It's a fascinating concept. It was this which elevated a generic police chase story into something quite special.
In Time is set in the future, but in a world recognizable to us today. There was little going on which pointed to this advanced technology, except for what had happened to human beings.
Everyone on the planet had been genetically altered, so that they would stop aging at twenty-five years old. Great! You may say, but there's a catch.
On your 25th birthday, your personal body clock kicks into life. Displayed in digital numerals on your forearm, it counts down to the moment of your death. That time is only a year away.
Moreover, time can be transferred. With the majority of the population living in poverty, the second action of their birthday is to immediately sell most of their time. In the ghetto, people tend to live day by day, if not hour by hour.
But the ability to transfer also means that time can be given back. Factories teem with people working hard, in order to receive just a few more hours on their clock. It's generally just enough to see them through a few hours kip, then back onto the factory floor.
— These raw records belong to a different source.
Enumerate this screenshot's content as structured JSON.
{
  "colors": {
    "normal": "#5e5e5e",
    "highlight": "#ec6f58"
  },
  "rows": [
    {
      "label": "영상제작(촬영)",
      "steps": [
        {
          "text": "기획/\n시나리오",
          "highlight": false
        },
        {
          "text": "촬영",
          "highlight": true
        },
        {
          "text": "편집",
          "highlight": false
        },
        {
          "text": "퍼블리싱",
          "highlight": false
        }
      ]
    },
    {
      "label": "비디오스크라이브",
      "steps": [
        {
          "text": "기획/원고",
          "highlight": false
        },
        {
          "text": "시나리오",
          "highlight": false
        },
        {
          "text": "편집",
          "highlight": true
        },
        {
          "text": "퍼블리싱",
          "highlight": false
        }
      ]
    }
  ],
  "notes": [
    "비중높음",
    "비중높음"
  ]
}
But one district has it all. New Greenwich is filled with the elite, who have the time capital to live forever. A millionaire has a million years banked, and so forth.
One man has already lived for over a century. He has another century on his clock. He looks twenty-five, but his mind is old and tired. He wants to end it all. So he sets out for a wild night's drinking in the ghetto, a sitting prey for marauding gangsters.
A good Samaritan emerges from the crowd and, in unwarranted repayment for his bravery, he gets the gift of his dreams. A century of life on a ghetto man's arm.
It's not something that the police-like time-keepers, nor their bosses amongst the elite, will countenance for long.